A salesman, Katterfelto primarily sold himself with masterful advertising copy and puff pieces planted in the London newspapers. He was advertising his own matches, fifty years before the lucifer match. Adept at spreading rumour, misinformation and speculation, he never quite confirmed or denied that he, or his famous cat, were in possession of some kind of supernatural abilities that assisted in his success.

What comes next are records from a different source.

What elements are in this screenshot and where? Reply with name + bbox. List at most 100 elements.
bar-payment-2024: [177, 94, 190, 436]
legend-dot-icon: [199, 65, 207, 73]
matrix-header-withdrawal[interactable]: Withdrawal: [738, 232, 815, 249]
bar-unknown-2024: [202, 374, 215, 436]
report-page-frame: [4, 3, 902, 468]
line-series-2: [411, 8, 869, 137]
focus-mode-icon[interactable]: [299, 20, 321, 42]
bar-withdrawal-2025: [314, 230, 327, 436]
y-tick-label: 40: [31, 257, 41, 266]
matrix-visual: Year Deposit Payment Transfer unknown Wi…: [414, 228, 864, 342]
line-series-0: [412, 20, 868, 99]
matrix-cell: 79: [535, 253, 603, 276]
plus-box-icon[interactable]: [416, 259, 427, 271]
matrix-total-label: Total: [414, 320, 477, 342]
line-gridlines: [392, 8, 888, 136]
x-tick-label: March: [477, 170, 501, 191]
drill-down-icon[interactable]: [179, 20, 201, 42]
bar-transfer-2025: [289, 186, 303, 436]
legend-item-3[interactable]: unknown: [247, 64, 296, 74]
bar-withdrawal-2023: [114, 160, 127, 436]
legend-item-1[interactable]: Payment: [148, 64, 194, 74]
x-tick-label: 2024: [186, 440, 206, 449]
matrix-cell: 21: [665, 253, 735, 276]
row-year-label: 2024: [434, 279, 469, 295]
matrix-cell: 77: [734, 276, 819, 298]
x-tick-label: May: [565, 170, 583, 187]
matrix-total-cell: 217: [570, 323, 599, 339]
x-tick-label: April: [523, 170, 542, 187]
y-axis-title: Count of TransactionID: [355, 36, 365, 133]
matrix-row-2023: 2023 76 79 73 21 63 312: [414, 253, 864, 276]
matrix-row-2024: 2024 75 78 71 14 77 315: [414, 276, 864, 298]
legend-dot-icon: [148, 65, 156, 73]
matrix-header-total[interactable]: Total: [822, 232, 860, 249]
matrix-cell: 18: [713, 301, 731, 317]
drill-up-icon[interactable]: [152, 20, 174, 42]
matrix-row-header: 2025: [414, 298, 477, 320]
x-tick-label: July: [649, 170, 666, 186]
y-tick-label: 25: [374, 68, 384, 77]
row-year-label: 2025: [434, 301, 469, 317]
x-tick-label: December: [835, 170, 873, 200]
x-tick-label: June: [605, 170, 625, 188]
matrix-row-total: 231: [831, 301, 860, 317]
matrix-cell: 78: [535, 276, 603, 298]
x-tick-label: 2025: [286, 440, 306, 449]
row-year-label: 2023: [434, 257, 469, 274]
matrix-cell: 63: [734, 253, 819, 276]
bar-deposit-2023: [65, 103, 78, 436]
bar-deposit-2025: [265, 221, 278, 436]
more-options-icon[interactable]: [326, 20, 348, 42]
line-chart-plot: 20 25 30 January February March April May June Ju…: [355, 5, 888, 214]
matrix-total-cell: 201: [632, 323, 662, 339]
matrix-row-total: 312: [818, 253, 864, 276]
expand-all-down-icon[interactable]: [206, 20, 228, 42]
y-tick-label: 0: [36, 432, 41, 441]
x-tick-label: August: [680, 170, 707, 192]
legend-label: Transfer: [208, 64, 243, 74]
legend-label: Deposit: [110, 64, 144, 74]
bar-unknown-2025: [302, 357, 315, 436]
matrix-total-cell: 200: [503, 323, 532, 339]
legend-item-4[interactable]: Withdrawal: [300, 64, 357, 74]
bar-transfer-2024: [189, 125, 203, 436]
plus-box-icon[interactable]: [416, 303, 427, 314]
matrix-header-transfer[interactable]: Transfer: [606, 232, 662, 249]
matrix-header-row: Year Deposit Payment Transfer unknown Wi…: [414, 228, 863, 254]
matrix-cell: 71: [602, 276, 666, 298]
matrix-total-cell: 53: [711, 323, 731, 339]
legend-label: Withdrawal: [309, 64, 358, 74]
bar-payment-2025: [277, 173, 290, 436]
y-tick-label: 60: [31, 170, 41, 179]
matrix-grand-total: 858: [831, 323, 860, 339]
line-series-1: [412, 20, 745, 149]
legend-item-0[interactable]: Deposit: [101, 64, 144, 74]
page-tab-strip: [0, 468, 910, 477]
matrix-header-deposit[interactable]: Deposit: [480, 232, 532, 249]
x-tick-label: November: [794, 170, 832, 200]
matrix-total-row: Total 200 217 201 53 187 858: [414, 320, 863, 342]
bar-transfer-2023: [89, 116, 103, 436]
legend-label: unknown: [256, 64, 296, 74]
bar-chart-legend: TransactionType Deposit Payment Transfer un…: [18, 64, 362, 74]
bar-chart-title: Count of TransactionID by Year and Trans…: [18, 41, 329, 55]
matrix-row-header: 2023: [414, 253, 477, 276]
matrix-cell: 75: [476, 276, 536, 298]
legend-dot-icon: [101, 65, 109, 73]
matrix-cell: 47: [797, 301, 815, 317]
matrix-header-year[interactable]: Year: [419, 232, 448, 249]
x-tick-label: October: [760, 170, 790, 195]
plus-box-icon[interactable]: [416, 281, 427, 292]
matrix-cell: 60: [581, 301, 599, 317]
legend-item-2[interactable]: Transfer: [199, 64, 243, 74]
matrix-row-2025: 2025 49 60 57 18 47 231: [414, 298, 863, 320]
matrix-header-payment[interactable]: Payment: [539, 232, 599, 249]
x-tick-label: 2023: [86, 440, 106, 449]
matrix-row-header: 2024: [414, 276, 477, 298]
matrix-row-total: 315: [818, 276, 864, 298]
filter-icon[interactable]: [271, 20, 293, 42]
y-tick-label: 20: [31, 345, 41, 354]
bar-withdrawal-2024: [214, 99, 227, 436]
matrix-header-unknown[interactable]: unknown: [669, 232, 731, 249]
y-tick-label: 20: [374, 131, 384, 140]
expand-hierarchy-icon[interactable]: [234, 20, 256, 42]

His hyperactive use of hyperbole, his trademark slogan being Wonders, Wonders, Wonders imortalized the name of Katterfelto, passing his name into the English language - as a synonym for charlatan. He turns up in a poem by Cowper "And Katerfelto [sic] with his hair on end, At his own wonders wondering for his bread." Satirized in plays as Dr. Caterpillar, and even becoming the namesake of a mythical stallion haunting the moors of Exmoore. However, very little is actually known about the historical Katterfelto. Always in the background, referenced in the biographies of more famous British quacks of his day (such as James Graham, whose Temple of Health housed the infamous Celestial Bed, an electrically powered bed rented out to rich couples in need of productive coupling) Katterfelto's actual life remains a mystery.

We know that he mixed science, magic and showmanship with genuine scientific and artistic knowledge. The lectures held in his home to paying audiences featured scientific demonstrations and, what may seem bizarre to modern mentalists, card magic. How much of the discoveries claimed by Katterfelto were the result of genuine scientific endeavour and how much by lucky guesswork and masterful presentation will probably never be known.

Inspired by Katterfelto, we want to present magic and mentalism in the same spirit as the man himself did over 200 years ago. Mixing the genuine with the disingenous for the entertainment of our audience.

A genuis, Gustavus Katterfelto, a once famous Piccadilly resident scientist and magician, spent his final years imprisioned for vagrancy and died penniliess. Not much has changed in magic in 200 years.